Mit dem Aufstieg der Kryptowährungen bekamen die Menschen die Möglichkeit, „ihre eigene Bank zu sein“. Man braucht nur eine Software oder in manchen Fällen lediglich ein Stück Papier, um jeden Betrag, egal wie hoch, sicher zu speichern. Guthaben sind leicht zu prüfen, schwer zu stehlen und trivial zu überweisen. Warum also bewahren die Nutzer von Kryptowährungen ihre „Münzen“ stattdessen in Börsen auf, die alle Nachteile von Banken (man muss ihnen vertrauen), aber keine Vorteile (Börsen sind nicht staatlich abgesichert oder versichert) vorweisen?

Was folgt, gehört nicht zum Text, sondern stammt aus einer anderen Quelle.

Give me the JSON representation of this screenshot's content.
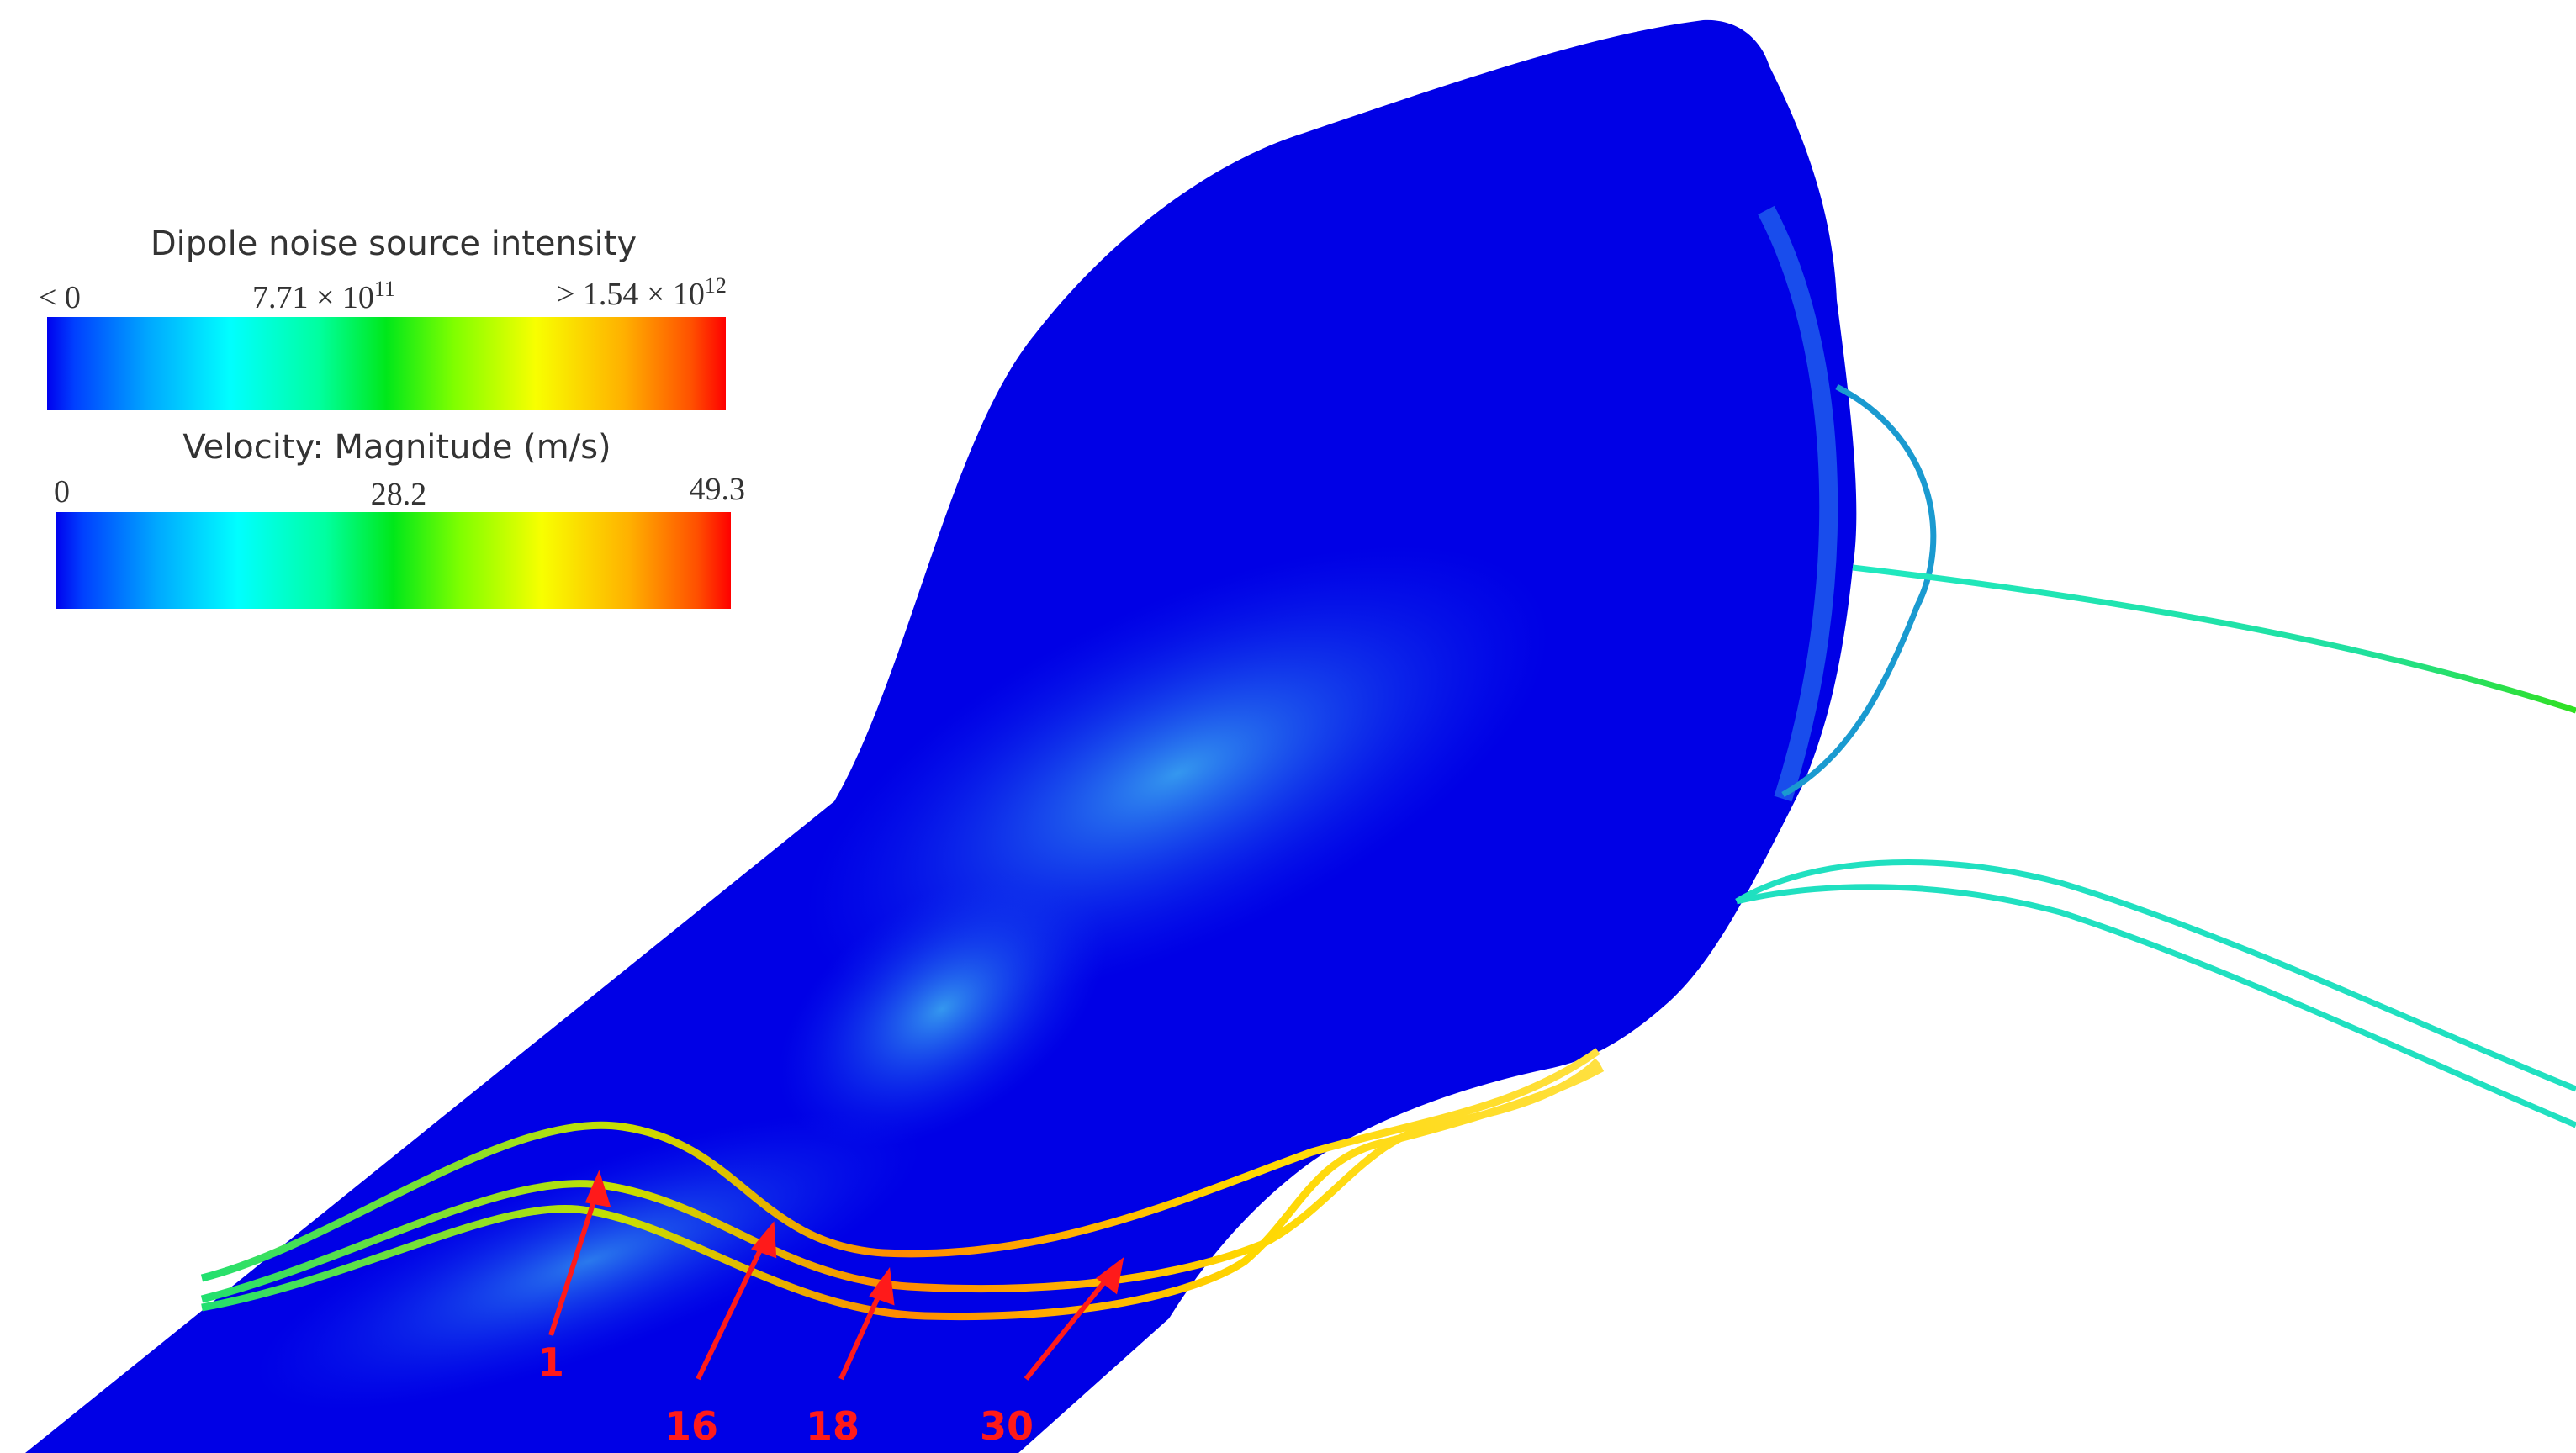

Bewahren Sie Ihre Kryptowährungen in einer Börse auf, müssen Sie darauf vertrauen, dass die Börse nicht gegen das Gesetz verstößt, dass ihre Führungskräfte nicht mit Ihrem Geld davonlaufen und dass ihre Sicherheitsrichtlinien einen soliden Schutz bieten. Und wie wir anhand von zahlreichen Beispielen von erfolgreichen Einbrüchen gesehen haben, haben sich die Beträge in Kryptowährungen, die in einer Börse gelagert werden, als verlockend für Diebe erwiesen.
Anders als bei traditionellen Banken müssen Inhaber von Kryptowährungen ihre Coins nicht in einer Börse aufbewahren. Stattdessen können sie sie in einer Wallet auf ihrem Smartphone oder einem dafür vorgesehenen speziellen Gerät aufbewahren. Softwares wie VPN und Passwort-Manager ermöglichen weiteren Schutz für Ihre Wallet. Bitcoin wird es wahrscheinlich auch in fünf bis zehn Jahren noch geben, die Börse Ihrer Wahl aber vielleicht nicht mehr.